= Radio 390 =

Former British pirate radio station

Radio 390 (1965–1967) was a pirate radio station on Red Sands Fort, (near Whitstable), a former Maunsell Fort on the Red Sands sandbar in the River Thames estuary.

Previously the fort had been used by Radio Invicta (c June 1964 – February 1965) and K-I-N-G Radio (March – September 1965). Neither was well-financed or successful, and KING approached Ted Allbeury, who suggested a format based on women's magazines to appeal to housewives.

Radio 390 was named after the station's wavelength, so listeners would know where to tune. The actual wavelength was 388 metres (773 kHz), but 390 was easier to remember. Like its neighbour, Radio City, Radio 390 took advantage of the fort's layout by erecting a 250-foot vertical mast on an inner tower, guyed to three of the outer towers. This, with additional elevation from the height of the towers, gave a stable and efficient antenna, better than ship-based stations, ensuring coverage of southern England with only a 10 kilowatt transmitter. For advertisers, the station claimed 35 kilowatts.

The station's easy listening format was innovative and highly popular with listeners, but criticised by Britain Radio as "Stone Age radio – a series of segmented dirges".

The third season finale episode of Patrick McGoohan's Danger Man (known in the U.S. as Secret Agent) called "Not So Jolly Roger" was filmed on Red Sands Fort in early 1966, when Radio 390 was broadcasting (a year before it shut down). The episode, first broadcast on 7 April of the same year, concerned a pirate radio station that was a front for spies passing on secrets, and included substantial scenes filmed on location at the fort.

==Early years==
Following Radio Caroline's launch, other pirate broadcasters sought to establish themselves in the Thames estuary by gaining access to abandoned World War II anti-aircraft forts, which were more cost-effective than purchasing ships. In 1964, the Red Sands Fort was claimed by Radio Invicta, which was owned and run by Tom Pepper (a local fisherman whose real name was Harry Featherbee), Charlie Evans (a pub landlord), and John Thompson (a journalist with some radio experience). Radio Invicta commenced test broadcasts around 3 June 1964, and launched with regular transmissions on 17 July of the same year.

Pepper died aged 38 on 16 December 1964, when the small tender David, in which he was sailing back to the mainland, overturned in a sudden squall. Simon Ashley, one of the station's DJs (real name Barry Hoy), and Martin Shaw, an engineer, also drowned, aged 21 and 18, respectively. Pepper's body was later recovered after it washed ashore on Reeves beach, Whitstable; the remains of his companions were never found.

The period involved several incidents of aggression between the rival pirate radio stations; trawlermen hired by Radio Caroline "were firebombed" after failing to heed warnings from Paddy Roy Bates' Radio Essex, and Reginald Calvert, the owner of Radio City, was shot dead by Oliver Smedley, the founder of another competing station, Radio Atlanta.

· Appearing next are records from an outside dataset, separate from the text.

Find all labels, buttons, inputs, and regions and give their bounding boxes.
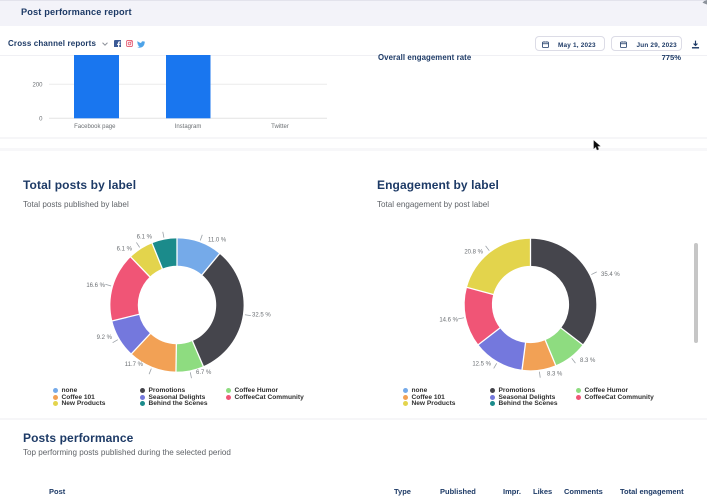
- svg-text:Facebook page: Facebook page: [74, 124, 116, 130]
- svg-text:6.1 %: 6.1 %: [117, 247, 133, 253]
- svg-text:14.6 %: 14.6 %: [439, 318, 458, 324]
- svg-text:Twitter: Twitter: [271, 124, 289, 130]
- svg-text:35.4 %: 35.4 %: [601, 272, 620, 278]
- svg-text:200: 200: [32, 82, 43, 88]
- svg-text:11.0 %: 11.0 %: [208, 238, 227, 244]
- svg-text:20.8 %: 20.8 %: [464, 250, 483, 256]
- svg-text:8.3 %: 8.3 %: [547, 372, 563, 378]
- svg-text:Instagram: Instagram: [175, 124, 202, 130]
- svg-text:9.2 %: 9.2 %: [97, 335, 113, 341]
- svg-text:6.7 %: 6.7 %: [196, 370, 212, 376]
- svg-text:16.6 %: 16.6 %: [86, 283, 105, 289]
- svg-text:0: 0: [39, 116, 43, 122]
- svg-text:8.3 %: 8.3 %: [580, 358, 596, 364]
- svg-text:12.5 %: 12.5 %: [472, 362, 491, 368]
- svg-text:32.5 %: 32.5 %: [252, 313, 271, 319]
- svg-text:11.7 %: 11.7 %: [125, 362, 144, 368]
- svg-text:6.1 %: 6.1 %: [137, 235, 153, 241]
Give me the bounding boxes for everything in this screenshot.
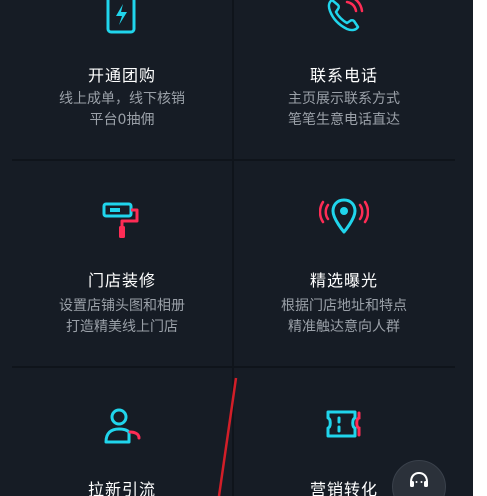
feature-card-store-decoration[interactable]: 门店装修 设置店铺头图和相册 打造精美线上门店 (12, 161, 232, 366)
feature-title: 精选曝光 (309, 271, 378, 290)
feature-card-group-buy[interactable]: 开通团购 线上成单，线下核销 平台0抽佣 (12, 0, 232, 159)
feature-desc: 精准触达意向人群 (288, 319, 400, 335)
feature-desc: 笔笔生意电话直达 (288, 112, 400, 128)
feature-title: 开通团购 (87, 66, 156, 85)
feature-desc: 打造精美线上门店 (66, 319, 178, 335)
feature-card-user-acquisition[interactable]: 拉新引流 (12, 368, 232, 496)
feature-desc: 平台0抽佣 (89, 112, 155, 128)
lightning-card-icon (106, 0, 136, 34)
feature-desc: 线上成单，线下核销 (59, 91, 185, 107)
headset-icon (410, 471, 428, 487)
feature-title: 联系电话 (309, 66, 378, 85)
feature-title: 拉新引流 (87, 480, 156, 496)
feature-card-featured-exposure[interactable]: 精选曝光 根据门店地址和特点 精准触达意向人群 (234, 161, 454, 366)
feature-card-contact-phone[interactable]: 联系电话 主页展示联系方式 笔笔生意电话直达 (234, 0, 454, 159)
scrollbar[interactable] (473, 0, 487, 496)
location-broadcast-icon (319, 198, 369, 234)
feature-grid-page: 开通团购 线上成单，线下核销 平台0抽佣 联系电话 主页展示联系方式 笔笔生意电… (0, 0, 487, 496)
ticket-icon (326, 410, 361, 438)
feature-desc: 主页展示联系方式 (288, 91, 400, 107)
phone-icon (327, 0, 364, 32)
user-icon (104, 408, 141, 444)
paint-roller-icon (102, 202, 139, 238)
feature-desc: 根据门店地址和特点 (281, 298, 407, 314)
feature-desc: 设置店铺头图和相册 (59, 298, 185, 314)
feature-title: 门店装修 (87, 271, 156, 290)
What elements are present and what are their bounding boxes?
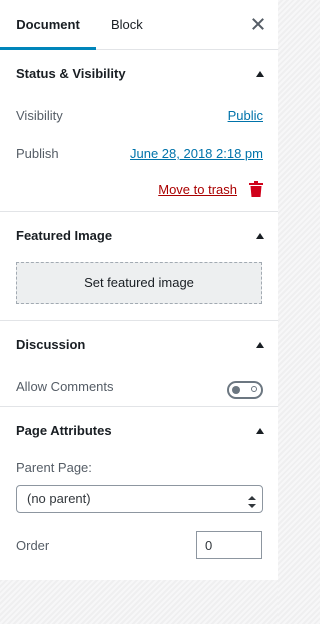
panel-title: Status & Visibility (16, 66, 126, 81)
sidebar-tabs: Document Block (0, 0, 278, 50)
close-icon[interactable] (250, 16, 266, 32)
discussion-header[interactable]: Discussion (0, 321, 278, 369)
panel-title: Discussion (16, 337, 86, 352)
publish-label: Publish (16, 146, 59, 161)
order-label: Order (16, 538, 50, 553)
chevron-up-icon (256, 428, 264, 434)
move-to-trash-link[interactable]: Move to trash (158, 182, 237, 197)
featured-image-panel: Featured Image Set featured image (0, 212, 278, 321)
featured-image-header[interactable]: Featured Image (0, 212, 278, 260)
chevron-up-icon (256, 71, 264, 77)
order-input[interactable] (196, 531, 262, 559)
discussion-panel: Discussion Allow Comments (0, 321, 278, 407)
page-attributes-header[interactable]: Page Attributes (0, 407, 278, 455)
chevron-up-icon (256, 233, 264, 239)
page-attributes-panel: Page Attributes Parent Page: (no parent)… (0, 407, 278, 575)
visibility-link[interactable]: Public (228, 108, 263, 123)
visibility-row: Visibility Public (0, 98, 278, 136)
parent-page-label: Parent Page: (16, 460, 92, 475)
toggle-off-indicator (251, 386, 257, 392)
order-row: Order (0, 521, 278, 575)
trash-row: Move to trash (0, 174, 278, 212)
toggle-knob (232, 386, 240, 394)
parent-page-value: (no parent) (27, 491, 91, 506)
panel-title: Page Attributes (16, 423, 112, 438)
allow-comments-row: Allow Comments (0, 369, 278, 407)
status-visibility-panel: Status & Visibility Visibility Public Pu… (0, 50, 278, 212)
trash-icon[interactable] (249, 181, 263, 197)
visibility-label: Visibility (16, 108, 63, 123)
tab-document[interactable]: Document (0, 0, 96, 50)
publish-row: Publish June 28, 2018 2:18 pm (0, 136, 278, 174)
status-visibility-header[interactable]: Status & Visibility (0, 50, 278, 98)
document-settings-sidebar: Document Block Status & Visibility Visib… (0, 0, 278, 580)
select-arrows-icon (248, 492, 256, 508)
set-featured-image-button[interactable]: Set featured image (16, 262, 262, 304)
parent-page-select[interactable]: (no parent) (16, 485, 263, 513)
chevron-up-icon (256, 342, 264, 348)
allow-comments-toggle[interactable] (227, 381, 263, 399)
tab-block[interactable]: Block (111, 0, 143, 50)
panel-title: Featured Image (16, 228, 113, 243)
publish-date-link[interactable]: June 28, 2018 2:18 pm (130, 146, 263, 161)
allow-comments-label: Allow Comments (16, 379, 114, 394)
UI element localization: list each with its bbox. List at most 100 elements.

As a result, some suspected foul play in the Radio Invicta deaths, but this was never proved; questions were also raised about the seaworthiness of the David, and the coroner's inquiry returned an open verdict.

Pepper's widow inherited the station. In January 1965, SOS calls were received from the station’s base after food and water supplies became low – the station closed shortly afterwards, in mid-February 1965, but was soon rebranded as K-I-N-G Radio. This was also short-lived, officially closing down on 22 September 1965; however, it continued to broadcast a repeated announcement which advised listeners to retune to 390 metres MW in order to direct them to the new Radio 390 station.

==Legal challenges==
On 25 November 1966, after a magistrate's court case lasting two days, Radio 390's management was found guilty of illegal broadcasting, fined £100 and ordered to close the station. Shortly after 11pm this was done. An appeal heard by the High Court in December was turned down.

On 31 December the station returned, basing its decision on evidence that the fort was outside territorial waters, contrary to the High Court's claim. A magistrates' court heard the evidence on 22 February 1967, but rejected it next day, fining the company £200 and its directors £40 each. However, the station continued.

On 10 March the Post Office brought a civil action, seeking an injunction to prevent it from broadcasting. This was granted in May, but Radio 390 appealed. The appeal was heard on 28 July, but rejected on the grounds that the Marine Broadcasting Offences Act 1967, would, in any case, have forced the station to close on or before 14 August, 18 days later. Consequently, the station closed for the last time just after 5p.m. with the playing of the national anthem.

On 6 August a group raided the fort and stole equipment, but were arrested shortly afterwards.